Superscription. Like many Psalms, the book begins with an editorial comment; it alludes to Solomon. Teacher: Hebrew Qoheleth; a form of “qhl” (“assembly”), its meaning is not clear.
The book's theme.
Vanity: In Hebrew “hevel,” meaning “vapor, wind,” things transient and impermanent. Vanity of vanities is Hebrew superlative: “the most insubstantial thing.”
The dominant question. Is there any benefit from life? The reader is introduced to vocabulary that will be repeated throughout the book: Under the sun refers to wearisome earthly existence, and toil bears a negative connotation.
Nothing ever changes. The Teacher laments the inability of human activity to alter the flow of the existence.
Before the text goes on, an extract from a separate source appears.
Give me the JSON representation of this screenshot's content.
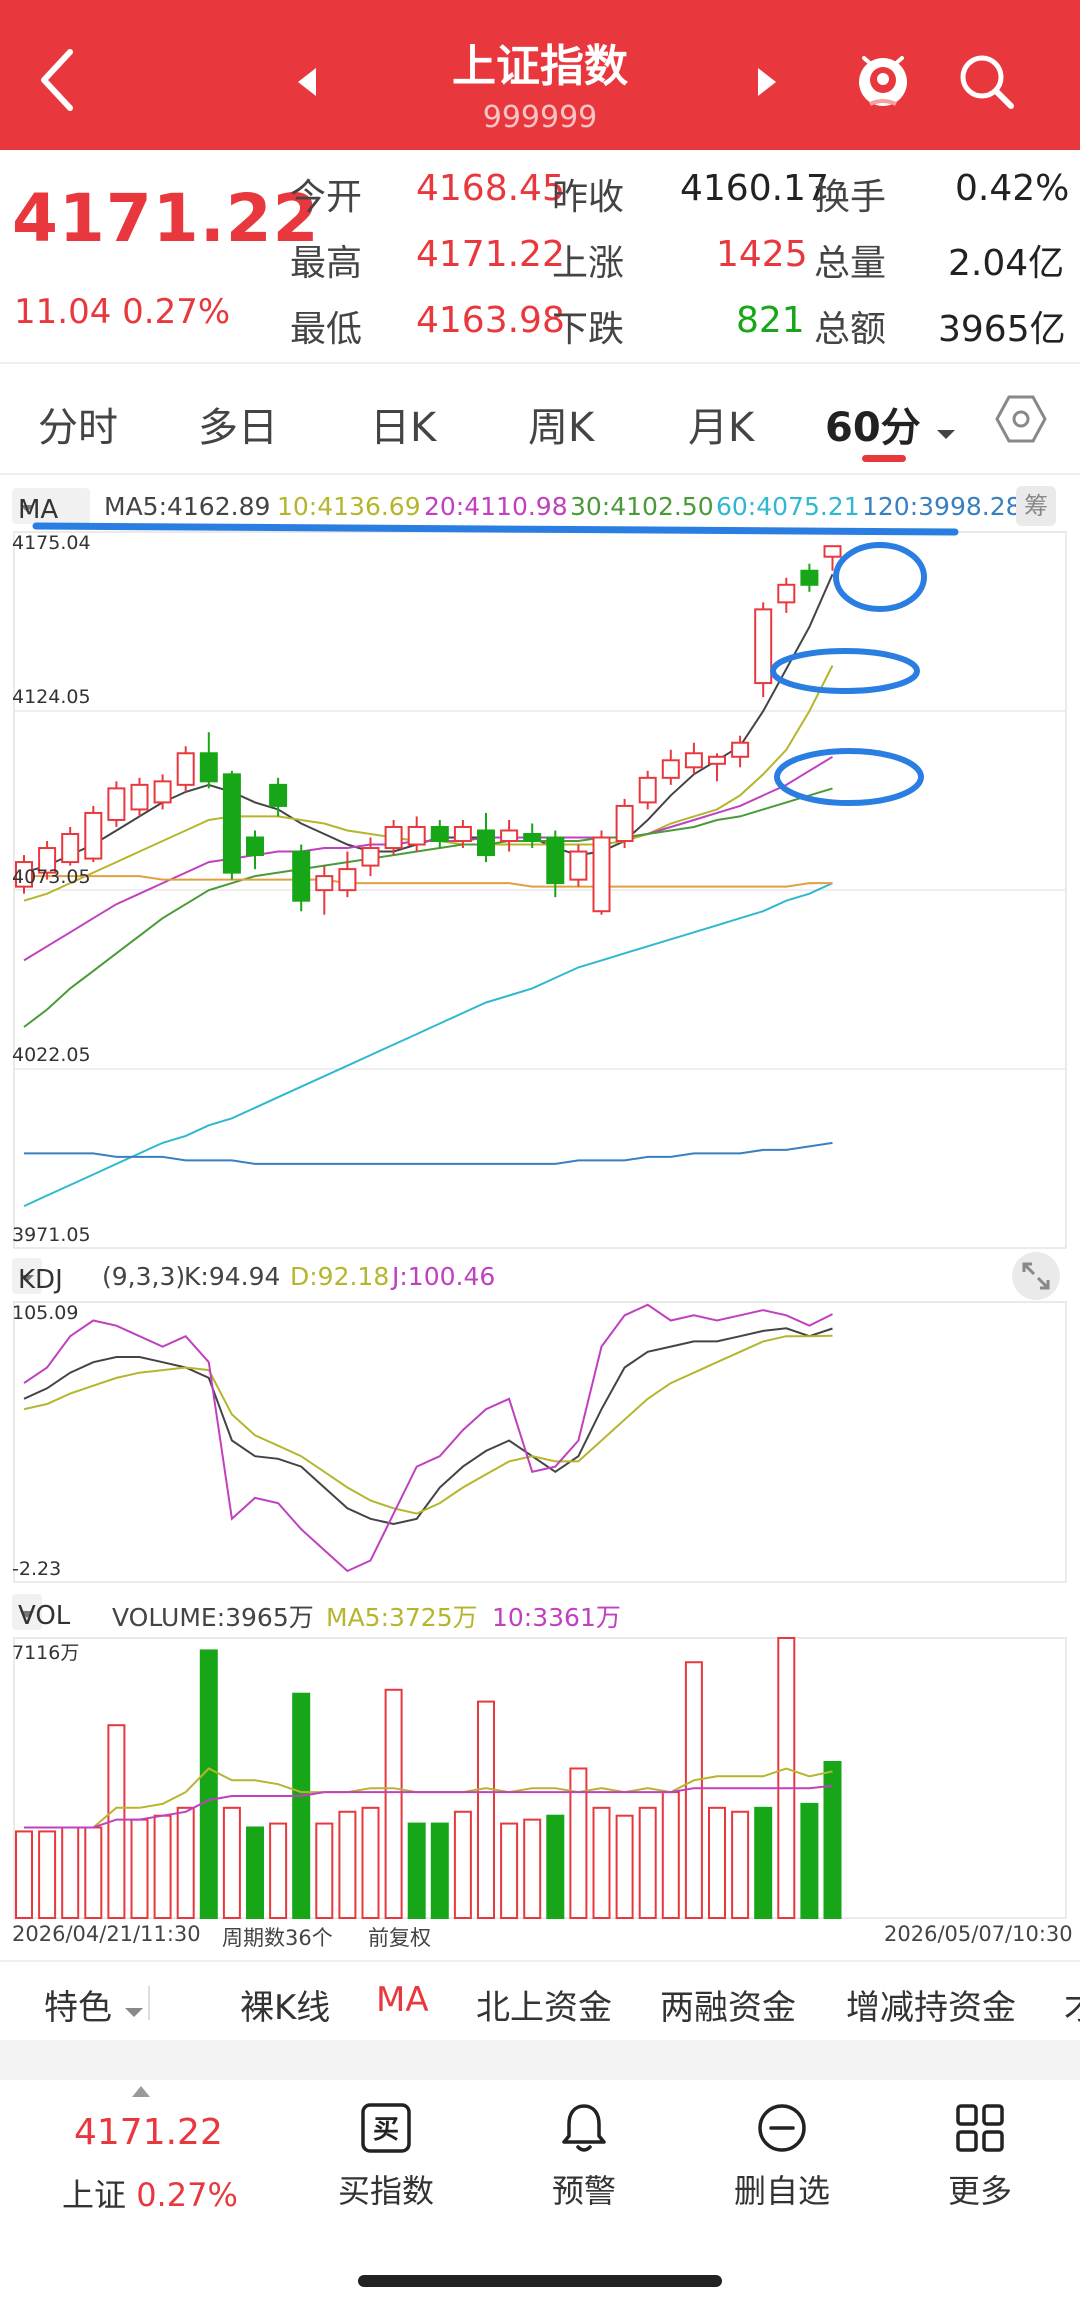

The sun, wind, and streams repeat their predictable, “no sum” circuits, just as humans are never satisfied with what they see or hear.
Throughout the book, the Teacher grieves that even righteous ones are not remembered after death.
The Teacher's experiment. Though any king of the southern kingdom would fit this description, Solomon is likely implied.
Mind: In Hebrew, “heart,” the seat of thinking. Wisdom refers to practical, as well as speculative, knowledge. The Teacher begins an empirical investigation into what is useful
Chasing after wind: Literally, “shepherding the wind,” a futile exertion of energy. This phrase will be repeated eight more times in Ecclesiastes.
Given the proverbial ring of the statement, some suggest that the Teacher is quoting a well-known saying.
Wisdom, madness, folly: The list of items from one extreme to the other suggests the complete range of experience.
A second proverbial statement, likely original to the Teacher.